1
Montesquieu dénonce les moines et les prêtres de manière constante et
acharnée : leur nombre, leur influence, leur pouvoir, leur paresse,
les richesses du clergé lui sont insupportables : voir Pensées, n os 1814,
214, 273, 1077 ; Spicilège, n os 251, 418, 446 ; Romains, XXII ; L’Esprit des lois,
XXIII, 29, XXXI, 9, etc.
2
« Il n’y a rien de si ridicule que d’engager, pour 50 écus, un homme
à un bréviaire et à une continence éternelle. » (Pensées, nº 181).
3
Allusion à la réponse que Jésus donna à ses disciples qui lui demandaient
s’il est préférable de ne pas se marier : « Tous ne sont pas
capables de cette résolution ; mais ceux à qui il a été donné d’

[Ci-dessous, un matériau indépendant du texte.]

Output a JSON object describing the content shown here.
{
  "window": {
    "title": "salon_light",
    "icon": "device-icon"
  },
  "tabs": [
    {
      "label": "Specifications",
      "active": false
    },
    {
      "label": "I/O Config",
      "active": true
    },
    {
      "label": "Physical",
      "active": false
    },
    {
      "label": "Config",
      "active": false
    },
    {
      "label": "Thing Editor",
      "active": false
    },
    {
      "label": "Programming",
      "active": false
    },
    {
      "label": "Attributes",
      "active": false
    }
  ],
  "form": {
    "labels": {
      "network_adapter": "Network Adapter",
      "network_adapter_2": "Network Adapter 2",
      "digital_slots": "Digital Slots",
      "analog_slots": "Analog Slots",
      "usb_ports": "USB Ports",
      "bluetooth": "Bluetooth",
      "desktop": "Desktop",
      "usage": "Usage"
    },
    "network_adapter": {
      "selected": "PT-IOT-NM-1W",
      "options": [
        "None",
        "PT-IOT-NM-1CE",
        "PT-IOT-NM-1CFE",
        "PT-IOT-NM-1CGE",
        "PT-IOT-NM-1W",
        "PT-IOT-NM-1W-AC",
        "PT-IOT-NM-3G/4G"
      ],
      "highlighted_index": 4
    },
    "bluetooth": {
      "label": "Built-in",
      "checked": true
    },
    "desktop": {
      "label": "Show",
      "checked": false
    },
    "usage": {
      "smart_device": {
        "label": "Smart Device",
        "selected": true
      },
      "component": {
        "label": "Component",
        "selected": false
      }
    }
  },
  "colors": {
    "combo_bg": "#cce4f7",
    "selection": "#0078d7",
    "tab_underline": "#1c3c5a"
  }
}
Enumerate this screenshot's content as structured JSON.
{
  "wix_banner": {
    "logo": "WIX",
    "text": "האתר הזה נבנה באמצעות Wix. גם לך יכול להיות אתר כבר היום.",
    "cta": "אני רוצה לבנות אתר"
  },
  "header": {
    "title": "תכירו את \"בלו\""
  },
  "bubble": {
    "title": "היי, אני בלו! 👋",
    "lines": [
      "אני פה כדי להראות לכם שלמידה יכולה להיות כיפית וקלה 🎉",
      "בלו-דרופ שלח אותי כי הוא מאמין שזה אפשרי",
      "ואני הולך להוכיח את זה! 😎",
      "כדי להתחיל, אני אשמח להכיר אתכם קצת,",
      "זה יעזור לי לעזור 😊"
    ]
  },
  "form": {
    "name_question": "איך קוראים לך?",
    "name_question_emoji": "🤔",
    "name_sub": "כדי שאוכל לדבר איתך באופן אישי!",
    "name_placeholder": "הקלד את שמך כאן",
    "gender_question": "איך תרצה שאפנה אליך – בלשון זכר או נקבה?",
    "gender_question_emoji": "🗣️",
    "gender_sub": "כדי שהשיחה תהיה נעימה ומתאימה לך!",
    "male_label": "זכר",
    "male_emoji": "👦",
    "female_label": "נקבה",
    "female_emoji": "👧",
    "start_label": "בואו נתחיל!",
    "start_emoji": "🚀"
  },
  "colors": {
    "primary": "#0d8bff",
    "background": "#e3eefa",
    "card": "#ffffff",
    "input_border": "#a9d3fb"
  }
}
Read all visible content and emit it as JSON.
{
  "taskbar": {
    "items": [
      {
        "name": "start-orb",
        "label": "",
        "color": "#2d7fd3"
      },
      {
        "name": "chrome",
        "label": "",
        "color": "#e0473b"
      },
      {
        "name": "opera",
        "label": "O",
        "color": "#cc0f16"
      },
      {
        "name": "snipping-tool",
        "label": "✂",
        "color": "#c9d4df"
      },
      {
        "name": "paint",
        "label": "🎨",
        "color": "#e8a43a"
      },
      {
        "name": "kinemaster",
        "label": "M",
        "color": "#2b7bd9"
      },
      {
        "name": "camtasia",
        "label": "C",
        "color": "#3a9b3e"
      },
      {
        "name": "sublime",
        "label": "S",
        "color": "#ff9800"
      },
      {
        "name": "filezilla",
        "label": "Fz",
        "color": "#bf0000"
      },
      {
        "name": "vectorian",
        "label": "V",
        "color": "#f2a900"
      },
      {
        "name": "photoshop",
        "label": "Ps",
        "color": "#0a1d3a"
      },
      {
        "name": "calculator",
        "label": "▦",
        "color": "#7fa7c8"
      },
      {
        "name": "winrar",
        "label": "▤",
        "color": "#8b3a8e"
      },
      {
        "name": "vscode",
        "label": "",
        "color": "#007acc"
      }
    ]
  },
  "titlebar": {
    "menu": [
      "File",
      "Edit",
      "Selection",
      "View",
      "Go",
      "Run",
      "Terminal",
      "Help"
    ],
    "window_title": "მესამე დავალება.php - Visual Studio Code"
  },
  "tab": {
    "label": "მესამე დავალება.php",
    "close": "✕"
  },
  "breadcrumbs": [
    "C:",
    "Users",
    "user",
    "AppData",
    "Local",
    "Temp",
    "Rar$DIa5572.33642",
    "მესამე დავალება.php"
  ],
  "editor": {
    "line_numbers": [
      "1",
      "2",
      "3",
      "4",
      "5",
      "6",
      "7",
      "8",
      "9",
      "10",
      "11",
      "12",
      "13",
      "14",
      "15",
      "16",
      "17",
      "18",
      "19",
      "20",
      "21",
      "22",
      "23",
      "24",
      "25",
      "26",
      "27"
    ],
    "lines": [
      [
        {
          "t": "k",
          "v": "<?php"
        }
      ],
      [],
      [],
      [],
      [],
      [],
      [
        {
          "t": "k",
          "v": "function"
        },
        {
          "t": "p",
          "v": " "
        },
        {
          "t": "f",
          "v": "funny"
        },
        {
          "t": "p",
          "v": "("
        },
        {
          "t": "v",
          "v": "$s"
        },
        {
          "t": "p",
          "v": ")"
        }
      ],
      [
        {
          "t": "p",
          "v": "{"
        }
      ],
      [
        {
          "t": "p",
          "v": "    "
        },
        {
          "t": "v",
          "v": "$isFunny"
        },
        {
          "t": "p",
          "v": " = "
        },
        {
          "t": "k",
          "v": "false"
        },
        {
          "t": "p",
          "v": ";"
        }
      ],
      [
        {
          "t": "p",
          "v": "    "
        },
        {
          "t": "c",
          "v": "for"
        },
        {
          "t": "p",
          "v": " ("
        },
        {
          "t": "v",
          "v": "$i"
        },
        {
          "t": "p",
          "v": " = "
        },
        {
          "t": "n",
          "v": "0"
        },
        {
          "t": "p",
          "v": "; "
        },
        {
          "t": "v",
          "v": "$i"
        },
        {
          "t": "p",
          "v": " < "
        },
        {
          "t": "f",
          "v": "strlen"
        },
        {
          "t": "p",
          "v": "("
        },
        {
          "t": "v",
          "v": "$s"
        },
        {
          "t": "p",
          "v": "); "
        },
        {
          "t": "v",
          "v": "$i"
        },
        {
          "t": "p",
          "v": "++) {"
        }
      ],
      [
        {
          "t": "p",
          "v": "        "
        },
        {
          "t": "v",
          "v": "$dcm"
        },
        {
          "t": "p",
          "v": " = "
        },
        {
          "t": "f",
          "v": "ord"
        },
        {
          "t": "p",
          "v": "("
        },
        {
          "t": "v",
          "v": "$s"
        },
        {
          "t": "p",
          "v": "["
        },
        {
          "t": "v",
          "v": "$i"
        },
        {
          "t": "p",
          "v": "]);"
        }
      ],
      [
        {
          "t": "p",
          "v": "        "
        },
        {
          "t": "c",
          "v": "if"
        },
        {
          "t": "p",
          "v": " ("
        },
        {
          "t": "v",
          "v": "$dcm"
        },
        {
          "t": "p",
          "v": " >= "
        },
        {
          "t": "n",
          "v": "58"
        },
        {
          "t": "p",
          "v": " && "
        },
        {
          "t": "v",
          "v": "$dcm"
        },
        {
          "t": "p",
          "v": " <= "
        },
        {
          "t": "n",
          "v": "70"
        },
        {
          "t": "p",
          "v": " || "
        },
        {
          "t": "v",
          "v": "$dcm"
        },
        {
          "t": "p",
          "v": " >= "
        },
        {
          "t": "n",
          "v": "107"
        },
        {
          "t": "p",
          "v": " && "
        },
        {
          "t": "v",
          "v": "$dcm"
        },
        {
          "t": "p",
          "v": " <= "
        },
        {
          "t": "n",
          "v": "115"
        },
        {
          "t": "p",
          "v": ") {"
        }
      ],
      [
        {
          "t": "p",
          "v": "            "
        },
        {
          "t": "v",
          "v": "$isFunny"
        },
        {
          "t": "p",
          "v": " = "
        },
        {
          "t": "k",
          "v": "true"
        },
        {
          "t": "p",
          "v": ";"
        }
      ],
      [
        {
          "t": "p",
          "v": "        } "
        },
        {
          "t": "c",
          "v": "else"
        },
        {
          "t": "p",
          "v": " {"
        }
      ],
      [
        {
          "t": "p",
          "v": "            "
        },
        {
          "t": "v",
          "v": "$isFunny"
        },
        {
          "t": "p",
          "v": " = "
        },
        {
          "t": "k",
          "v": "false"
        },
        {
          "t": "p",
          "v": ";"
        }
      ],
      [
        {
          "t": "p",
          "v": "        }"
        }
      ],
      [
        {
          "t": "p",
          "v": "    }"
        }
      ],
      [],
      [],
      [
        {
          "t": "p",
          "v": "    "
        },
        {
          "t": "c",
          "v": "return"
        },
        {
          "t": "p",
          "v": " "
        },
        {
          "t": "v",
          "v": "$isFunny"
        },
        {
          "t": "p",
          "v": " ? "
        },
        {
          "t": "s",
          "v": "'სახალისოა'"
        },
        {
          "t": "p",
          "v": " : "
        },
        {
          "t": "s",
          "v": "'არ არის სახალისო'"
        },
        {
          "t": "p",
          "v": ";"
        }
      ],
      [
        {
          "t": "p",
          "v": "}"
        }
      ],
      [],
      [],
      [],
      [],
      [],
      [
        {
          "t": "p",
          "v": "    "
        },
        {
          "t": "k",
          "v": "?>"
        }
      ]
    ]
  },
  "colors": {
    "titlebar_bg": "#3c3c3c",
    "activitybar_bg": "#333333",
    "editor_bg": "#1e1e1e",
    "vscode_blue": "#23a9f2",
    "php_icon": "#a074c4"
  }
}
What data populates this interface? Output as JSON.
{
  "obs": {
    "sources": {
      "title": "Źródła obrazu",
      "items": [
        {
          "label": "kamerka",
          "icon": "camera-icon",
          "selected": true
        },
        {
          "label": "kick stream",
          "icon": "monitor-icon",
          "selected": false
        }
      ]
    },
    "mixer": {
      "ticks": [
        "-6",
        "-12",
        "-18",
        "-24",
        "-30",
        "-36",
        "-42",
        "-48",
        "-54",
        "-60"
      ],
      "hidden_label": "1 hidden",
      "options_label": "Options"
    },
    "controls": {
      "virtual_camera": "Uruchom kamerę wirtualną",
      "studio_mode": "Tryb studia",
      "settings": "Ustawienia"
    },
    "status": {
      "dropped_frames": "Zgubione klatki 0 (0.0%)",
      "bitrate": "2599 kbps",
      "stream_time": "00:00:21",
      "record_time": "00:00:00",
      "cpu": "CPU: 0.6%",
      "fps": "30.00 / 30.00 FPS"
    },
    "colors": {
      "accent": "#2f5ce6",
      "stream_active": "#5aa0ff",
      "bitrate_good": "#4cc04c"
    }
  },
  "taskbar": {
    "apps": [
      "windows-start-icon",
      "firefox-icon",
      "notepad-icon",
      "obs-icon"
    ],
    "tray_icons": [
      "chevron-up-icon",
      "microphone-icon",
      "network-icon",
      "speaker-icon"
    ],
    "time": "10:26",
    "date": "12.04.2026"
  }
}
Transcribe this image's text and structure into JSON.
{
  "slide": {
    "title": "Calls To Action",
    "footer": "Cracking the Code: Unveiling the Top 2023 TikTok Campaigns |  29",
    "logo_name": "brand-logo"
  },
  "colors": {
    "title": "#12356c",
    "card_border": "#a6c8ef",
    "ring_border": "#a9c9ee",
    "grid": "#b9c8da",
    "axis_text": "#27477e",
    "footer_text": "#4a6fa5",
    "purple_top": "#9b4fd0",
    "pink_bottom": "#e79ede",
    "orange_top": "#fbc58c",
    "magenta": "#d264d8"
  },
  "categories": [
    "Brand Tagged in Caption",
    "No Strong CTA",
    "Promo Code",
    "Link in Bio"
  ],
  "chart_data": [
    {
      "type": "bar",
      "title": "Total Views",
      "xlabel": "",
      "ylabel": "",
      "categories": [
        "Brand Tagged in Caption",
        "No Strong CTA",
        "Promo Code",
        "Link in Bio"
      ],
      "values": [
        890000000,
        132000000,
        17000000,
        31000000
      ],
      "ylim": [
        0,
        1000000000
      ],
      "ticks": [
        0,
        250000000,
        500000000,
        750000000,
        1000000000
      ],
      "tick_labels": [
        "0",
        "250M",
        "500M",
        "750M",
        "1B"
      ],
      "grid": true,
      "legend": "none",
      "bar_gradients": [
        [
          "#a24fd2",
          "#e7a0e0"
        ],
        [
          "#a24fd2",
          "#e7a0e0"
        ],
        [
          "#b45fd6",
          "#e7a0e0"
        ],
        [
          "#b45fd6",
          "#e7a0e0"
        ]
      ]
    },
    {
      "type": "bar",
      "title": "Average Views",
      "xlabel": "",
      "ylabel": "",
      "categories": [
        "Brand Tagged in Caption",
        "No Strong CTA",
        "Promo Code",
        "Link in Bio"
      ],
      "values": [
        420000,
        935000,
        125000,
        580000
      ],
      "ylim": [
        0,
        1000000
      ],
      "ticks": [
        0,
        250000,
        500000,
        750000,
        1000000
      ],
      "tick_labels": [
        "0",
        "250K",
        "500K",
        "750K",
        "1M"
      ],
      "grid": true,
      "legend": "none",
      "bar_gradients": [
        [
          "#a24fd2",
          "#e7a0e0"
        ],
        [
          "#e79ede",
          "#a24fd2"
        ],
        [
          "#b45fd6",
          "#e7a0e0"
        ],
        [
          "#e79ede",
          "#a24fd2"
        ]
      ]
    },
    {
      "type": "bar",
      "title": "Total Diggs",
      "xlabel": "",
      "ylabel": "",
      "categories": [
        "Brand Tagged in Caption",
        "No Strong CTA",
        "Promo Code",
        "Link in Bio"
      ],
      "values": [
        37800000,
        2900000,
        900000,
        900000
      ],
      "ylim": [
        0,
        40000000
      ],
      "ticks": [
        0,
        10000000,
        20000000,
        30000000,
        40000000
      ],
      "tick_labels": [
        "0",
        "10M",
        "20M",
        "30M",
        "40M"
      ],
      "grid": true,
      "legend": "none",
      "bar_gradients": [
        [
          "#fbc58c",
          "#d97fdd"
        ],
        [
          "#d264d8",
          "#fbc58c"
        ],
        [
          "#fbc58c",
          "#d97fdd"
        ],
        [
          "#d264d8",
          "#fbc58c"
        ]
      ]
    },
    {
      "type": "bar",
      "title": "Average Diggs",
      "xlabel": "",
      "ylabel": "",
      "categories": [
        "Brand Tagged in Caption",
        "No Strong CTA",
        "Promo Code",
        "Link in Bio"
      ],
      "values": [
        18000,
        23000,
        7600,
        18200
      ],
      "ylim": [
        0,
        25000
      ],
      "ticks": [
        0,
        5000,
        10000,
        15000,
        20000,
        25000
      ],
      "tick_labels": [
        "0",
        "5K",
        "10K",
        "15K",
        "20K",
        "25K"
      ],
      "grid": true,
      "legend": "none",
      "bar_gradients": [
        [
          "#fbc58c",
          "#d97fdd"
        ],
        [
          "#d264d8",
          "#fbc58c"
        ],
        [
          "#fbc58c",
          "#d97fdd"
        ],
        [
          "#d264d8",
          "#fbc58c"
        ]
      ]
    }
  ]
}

enhaut. Car il y a des eunuques qui sont nez
tels dès le ventre de leur mère : il y en a que les hommes ont
faits eunuques : & il y en a qui se sont rendus eunuques
eux-mêmes, pour gagner le roiaume des cieux. Qui
peut comprendre ceci, le comprenne. » (Matthieu, XIX, 11-12) « Les Persans ne sauroient comprendre qu’il
y ait des personnes qui volontairement, & par choix, vivent en
chasteté. Ils répondent hardiment à ce que nous leur contons qui
s’observe dans plusieurs pays Chrétiens sur ce sujet : qu’il y a là
quelque énigme dont nous leur cachons le sens, & qu’il ne se peut
faire que l’on se passe de femme, à moins de tomber dans les crimes
contre nature. » (Chardin, t. II, p. 259). L’abbé Gaultier rejette cette critique du
célibat : « Un homme qui auroit quelque respect pour la
Religion se donneroit bien de garde de décrier un état que Jésus-Christ
a embrassé, un état qui dans un corps mortel nous rend semblables aux
Anges » (p. 82
).
4
Proche du commentaire de I Corinthiens, VII, 35, de Charles Huré,
traduit par Lemaistre de Sacy : « Car encore que l’état du
mariage soit saint et honnête, celui du célibat l’est encore
davantage. » (Épîtres de saint Paul aux
Corinthiens, Bruxelles, 1709, t. II, p. 220).
5
Voir L’Esprit des lois , XXIII, 21, sur
l’établissement de lois qui n’avaient en vue que « la perfection
chrétienne », au détriment de la société, notamment de la
propagation de l’espèce.
6
Même adjectif dans les Pensées (n o 182) : les petits couvents
« entretiennent d’ailleurs le nombre prodigieux des moines
[…] ».
7
L’âge fixé depuis le concile de Trente est de seize ans accomplis
(Gaultier, p. 83
, relève l’erreur de Montesquieu). Le père de Montesquieu, cadet
de famille, aurait été envoyé jeune au séminaire, pour en sortir
bientôt, s’apercevant de son peu de vocation (la source en est Jules
Delpit, Le Fils de Montesquieu , Bordeaux,
Paul Chollet, 1888, p. 65 ; la question est discutée par C.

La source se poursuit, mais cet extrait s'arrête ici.